711.52/191: Telegram
The Ambassador in Spain (Weddell) to the Secretary of State
[Received September 17—9:35 a.m.]
834. My No. 831, September 15, 5 p.m. Personal for the Secretary and Under Secretary. I interpret our present policy toward Spain to be to avoid taking steps whose effect might be to push Spain into the arms of the Axis, not alone because of its strategic geographical position but also having in mind the detrimental effect on our own interests in Spanish America if the impression were created there that we were attempting to throttle Spain.
However, present delays and difficulties in obtaining from United States many products urgently needed by this country make me fearful lest we provoke the belief here and perhaps elsewhere that we are acting along unnecessarily restrictive and retaliatory lines; the apparently ever-increasing restrictions against exports are seemingly only fully applied against Spain and a few other countries. The importance of Spain as a non-belligerent with its present pseudo-neutrality is recognized, I am assured, by local British diplomatic, military and naval experts as worth a serious effort to maintain. The British have therefore adopted a policy of providing such limited economic aid as will encourage existing strong non-interventionist elements to withstand the pressure of the small jingoist group who believe that Spain’s future is linked with German success. Confidence in the invincibility of Germany has been seriously shaken by developments of recent months, not alone by the Russian campaign but also by the ever-increasing aid being given by the United States together with the recognition that we are rapidly reaching a stage where our effort will even more powerfully influence the outcome.
These considerations have led to my repeated suggestions that we examine the Spanish situation in the light of its political and military [Page 916] significance, and that by following a procedure which will strengthen the conviction of those elements in the Government that more is to be gained from obtaining supplies from the democracies than by collaboration with the Axis, we have time working on our side. The friendly reception given by the Minister of Industry and Commerce to the idea of mutual sympathetic consideration of economic requirements by the two Governments, reported in my telegram No. 819, September 11, 7 p.m.,33 leads me to hope that some basis may be found for improving the commercial and ultimately the political relations between our two countries.
Unfavorable politics, economic effect here of the strict application of restrictions against exports to Spain of gasoline, cylinder oil and other petroleum products, far outweighs any disadvantages to the United States which the withdrawal of such commodities from our stocks and supply to Spain may occasion. Contrary to the fear lest small quantities of this might at some remote time benefit the Axis, I am convinced that the control we and the British can exercise can prevent any appreciable stocks from falling into the hands of the Axis even in the event of an invasion, and meanwhile they would contribute to the desirable ends indicated above.

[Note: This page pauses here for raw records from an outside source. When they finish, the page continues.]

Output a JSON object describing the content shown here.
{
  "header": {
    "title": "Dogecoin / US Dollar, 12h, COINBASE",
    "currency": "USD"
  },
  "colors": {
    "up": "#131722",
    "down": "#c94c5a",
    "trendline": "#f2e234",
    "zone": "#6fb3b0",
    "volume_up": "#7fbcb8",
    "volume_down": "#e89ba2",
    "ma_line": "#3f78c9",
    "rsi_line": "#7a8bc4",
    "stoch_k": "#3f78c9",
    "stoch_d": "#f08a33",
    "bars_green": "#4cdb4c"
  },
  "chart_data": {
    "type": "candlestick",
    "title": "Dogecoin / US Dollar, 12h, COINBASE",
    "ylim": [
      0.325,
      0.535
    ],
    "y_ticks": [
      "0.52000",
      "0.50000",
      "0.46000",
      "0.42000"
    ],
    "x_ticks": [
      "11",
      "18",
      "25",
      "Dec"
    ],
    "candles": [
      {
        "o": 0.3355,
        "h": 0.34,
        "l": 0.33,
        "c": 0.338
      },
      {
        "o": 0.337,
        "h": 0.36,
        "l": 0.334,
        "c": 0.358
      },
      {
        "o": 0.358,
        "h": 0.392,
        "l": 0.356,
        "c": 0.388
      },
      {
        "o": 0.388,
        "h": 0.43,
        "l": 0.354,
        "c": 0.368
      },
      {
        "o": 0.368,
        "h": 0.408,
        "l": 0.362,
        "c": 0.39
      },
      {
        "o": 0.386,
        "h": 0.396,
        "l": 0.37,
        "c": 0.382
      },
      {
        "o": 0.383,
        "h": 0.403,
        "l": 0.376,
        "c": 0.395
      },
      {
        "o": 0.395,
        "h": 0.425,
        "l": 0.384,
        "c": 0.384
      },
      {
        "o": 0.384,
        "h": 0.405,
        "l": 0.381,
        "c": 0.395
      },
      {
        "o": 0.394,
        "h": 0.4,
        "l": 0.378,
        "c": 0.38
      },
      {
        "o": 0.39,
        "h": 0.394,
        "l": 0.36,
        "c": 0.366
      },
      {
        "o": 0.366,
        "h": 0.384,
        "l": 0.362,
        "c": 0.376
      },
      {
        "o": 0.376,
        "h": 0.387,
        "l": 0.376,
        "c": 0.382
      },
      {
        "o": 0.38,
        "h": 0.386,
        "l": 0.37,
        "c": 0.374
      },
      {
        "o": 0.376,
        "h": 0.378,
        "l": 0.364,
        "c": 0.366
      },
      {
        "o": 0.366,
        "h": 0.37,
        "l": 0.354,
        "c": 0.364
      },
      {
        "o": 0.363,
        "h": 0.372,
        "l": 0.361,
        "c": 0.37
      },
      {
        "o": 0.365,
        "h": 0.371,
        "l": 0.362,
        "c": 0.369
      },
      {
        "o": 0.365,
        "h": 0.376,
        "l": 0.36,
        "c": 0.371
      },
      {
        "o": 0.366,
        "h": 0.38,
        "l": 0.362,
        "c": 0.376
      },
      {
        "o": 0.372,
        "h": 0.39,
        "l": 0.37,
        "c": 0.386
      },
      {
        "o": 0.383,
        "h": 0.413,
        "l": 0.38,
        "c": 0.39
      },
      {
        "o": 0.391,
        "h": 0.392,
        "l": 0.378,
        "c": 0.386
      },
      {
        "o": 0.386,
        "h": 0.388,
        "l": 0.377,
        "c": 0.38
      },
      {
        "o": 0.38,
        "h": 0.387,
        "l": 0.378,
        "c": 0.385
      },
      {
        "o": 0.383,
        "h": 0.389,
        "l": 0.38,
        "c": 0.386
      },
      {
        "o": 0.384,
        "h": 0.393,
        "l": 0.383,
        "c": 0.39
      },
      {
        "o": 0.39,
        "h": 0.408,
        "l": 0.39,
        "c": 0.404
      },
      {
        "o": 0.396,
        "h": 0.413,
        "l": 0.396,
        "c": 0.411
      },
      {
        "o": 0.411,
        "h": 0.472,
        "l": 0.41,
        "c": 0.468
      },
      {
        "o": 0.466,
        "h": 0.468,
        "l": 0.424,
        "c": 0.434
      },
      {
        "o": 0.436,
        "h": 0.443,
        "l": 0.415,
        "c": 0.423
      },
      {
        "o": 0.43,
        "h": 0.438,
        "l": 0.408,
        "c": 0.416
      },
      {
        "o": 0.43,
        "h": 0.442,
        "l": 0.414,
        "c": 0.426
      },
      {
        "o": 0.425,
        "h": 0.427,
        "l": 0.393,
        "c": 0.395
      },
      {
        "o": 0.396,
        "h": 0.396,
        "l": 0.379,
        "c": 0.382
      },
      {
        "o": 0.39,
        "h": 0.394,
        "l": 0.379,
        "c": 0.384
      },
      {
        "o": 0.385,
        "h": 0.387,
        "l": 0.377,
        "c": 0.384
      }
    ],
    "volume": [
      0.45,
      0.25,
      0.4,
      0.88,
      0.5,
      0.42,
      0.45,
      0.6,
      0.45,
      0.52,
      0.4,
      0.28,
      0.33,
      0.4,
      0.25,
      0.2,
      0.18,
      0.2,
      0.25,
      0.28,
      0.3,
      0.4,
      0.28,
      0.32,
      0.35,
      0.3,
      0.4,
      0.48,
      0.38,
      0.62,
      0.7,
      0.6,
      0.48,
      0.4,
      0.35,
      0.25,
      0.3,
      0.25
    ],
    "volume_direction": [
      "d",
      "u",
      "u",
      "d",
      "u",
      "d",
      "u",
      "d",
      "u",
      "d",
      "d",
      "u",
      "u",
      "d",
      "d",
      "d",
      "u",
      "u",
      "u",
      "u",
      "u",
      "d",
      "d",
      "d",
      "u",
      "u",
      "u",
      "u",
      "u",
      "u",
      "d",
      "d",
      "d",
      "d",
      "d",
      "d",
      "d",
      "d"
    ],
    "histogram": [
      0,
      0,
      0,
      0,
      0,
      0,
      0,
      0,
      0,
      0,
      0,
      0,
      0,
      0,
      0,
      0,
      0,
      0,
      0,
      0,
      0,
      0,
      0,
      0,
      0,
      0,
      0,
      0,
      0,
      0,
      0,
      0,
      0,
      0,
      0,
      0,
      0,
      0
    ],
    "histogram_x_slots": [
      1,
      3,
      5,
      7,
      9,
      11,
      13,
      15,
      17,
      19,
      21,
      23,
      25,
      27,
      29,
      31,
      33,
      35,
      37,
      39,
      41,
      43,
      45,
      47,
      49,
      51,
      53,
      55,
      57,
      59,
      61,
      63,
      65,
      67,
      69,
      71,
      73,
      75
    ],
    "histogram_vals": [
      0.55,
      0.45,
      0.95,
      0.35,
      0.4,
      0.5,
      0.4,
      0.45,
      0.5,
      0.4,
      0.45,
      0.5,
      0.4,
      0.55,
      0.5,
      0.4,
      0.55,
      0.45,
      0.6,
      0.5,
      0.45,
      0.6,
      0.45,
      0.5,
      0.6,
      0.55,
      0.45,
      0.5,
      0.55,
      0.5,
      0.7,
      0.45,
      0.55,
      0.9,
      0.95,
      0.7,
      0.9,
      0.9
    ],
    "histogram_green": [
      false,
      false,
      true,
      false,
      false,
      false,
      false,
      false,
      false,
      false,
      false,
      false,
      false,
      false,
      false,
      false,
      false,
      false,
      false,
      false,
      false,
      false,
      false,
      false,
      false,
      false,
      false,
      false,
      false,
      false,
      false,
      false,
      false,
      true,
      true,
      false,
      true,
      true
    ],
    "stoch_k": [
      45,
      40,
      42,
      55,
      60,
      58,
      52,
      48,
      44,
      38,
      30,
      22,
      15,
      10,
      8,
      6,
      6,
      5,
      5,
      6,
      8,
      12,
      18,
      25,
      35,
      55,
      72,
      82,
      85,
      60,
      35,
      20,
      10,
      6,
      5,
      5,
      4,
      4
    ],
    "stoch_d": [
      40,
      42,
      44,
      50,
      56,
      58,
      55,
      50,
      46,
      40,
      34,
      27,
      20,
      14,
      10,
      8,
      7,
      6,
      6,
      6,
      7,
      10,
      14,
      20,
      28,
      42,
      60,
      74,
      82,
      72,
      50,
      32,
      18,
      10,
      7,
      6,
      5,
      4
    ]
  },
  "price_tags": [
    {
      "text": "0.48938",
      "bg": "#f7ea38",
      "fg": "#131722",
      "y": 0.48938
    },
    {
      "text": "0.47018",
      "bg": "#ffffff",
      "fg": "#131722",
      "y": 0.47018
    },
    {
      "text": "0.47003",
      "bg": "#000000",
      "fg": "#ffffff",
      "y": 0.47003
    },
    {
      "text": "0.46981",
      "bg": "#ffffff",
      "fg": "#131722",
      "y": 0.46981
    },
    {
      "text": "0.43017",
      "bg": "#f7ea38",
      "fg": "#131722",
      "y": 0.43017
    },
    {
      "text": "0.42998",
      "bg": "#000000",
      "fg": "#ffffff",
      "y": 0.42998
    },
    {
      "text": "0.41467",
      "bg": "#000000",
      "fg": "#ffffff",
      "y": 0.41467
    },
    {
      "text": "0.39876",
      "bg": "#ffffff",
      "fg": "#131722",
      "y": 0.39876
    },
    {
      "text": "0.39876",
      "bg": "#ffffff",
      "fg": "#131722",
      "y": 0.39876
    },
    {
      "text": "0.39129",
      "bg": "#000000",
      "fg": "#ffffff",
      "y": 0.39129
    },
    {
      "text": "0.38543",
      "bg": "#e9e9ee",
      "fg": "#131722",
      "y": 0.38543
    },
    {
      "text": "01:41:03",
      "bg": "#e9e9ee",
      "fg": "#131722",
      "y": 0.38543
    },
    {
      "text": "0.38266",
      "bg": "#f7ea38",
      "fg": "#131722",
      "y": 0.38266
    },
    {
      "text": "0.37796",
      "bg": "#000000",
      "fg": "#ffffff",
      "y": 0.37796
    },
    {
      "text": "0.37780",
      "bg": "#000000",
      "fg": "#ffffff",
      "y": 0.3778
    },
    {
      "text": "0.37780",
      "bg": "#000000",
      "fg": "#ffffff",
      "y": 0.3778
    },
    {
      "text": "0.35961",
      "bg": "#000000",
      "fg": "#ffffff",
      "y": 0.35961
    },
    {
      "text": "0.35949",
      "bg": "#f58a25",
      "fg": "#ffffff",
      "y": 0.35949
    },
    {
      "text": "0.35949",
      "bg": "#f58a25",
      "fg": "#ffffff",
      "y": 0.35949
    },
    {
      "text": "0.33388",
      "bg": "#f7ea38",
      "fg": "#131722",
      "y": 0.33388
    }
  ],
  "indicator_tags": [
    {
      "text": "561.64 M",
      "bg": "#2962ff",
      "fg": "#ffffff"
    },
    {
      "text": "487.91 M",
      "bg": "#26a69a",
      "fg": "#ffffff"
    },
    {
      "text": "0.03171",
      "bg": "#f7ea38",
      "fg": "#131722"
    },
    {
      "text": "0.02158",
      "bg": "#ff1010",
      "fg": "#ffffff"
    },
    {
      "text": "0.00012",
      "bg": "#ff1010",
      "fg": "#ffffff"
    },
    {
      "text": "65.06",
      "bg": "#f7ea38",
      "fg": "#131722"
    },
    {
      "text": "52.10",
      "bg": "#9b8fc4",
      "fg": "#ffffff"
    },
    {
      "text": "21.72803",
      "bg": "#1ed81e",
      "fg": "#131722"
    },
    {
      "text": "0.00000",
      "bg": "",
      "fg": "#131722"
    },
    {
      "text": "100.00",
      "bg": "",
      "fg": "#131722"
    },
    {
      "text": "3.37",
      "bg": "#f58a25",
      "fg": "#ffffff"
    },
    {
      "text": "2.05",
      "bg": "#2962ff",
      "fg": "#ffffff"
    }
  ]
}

In conclusion I give as my considered opinion that our ability to supply and to withhold such petroleum products represent the trump cards in our political and economic relations with Spain; but I do not consider this the psychological moment to play the latter.
In view of the apparent intervention of various agencies of our Government in the application of control measures I venture to suggest: “(1) That the tremendous implications of our policy toward Spain be given consideration by the economic defense board; (2) that in such a study the necessity of the coordination of export license and navicerts be equally kept in mind.”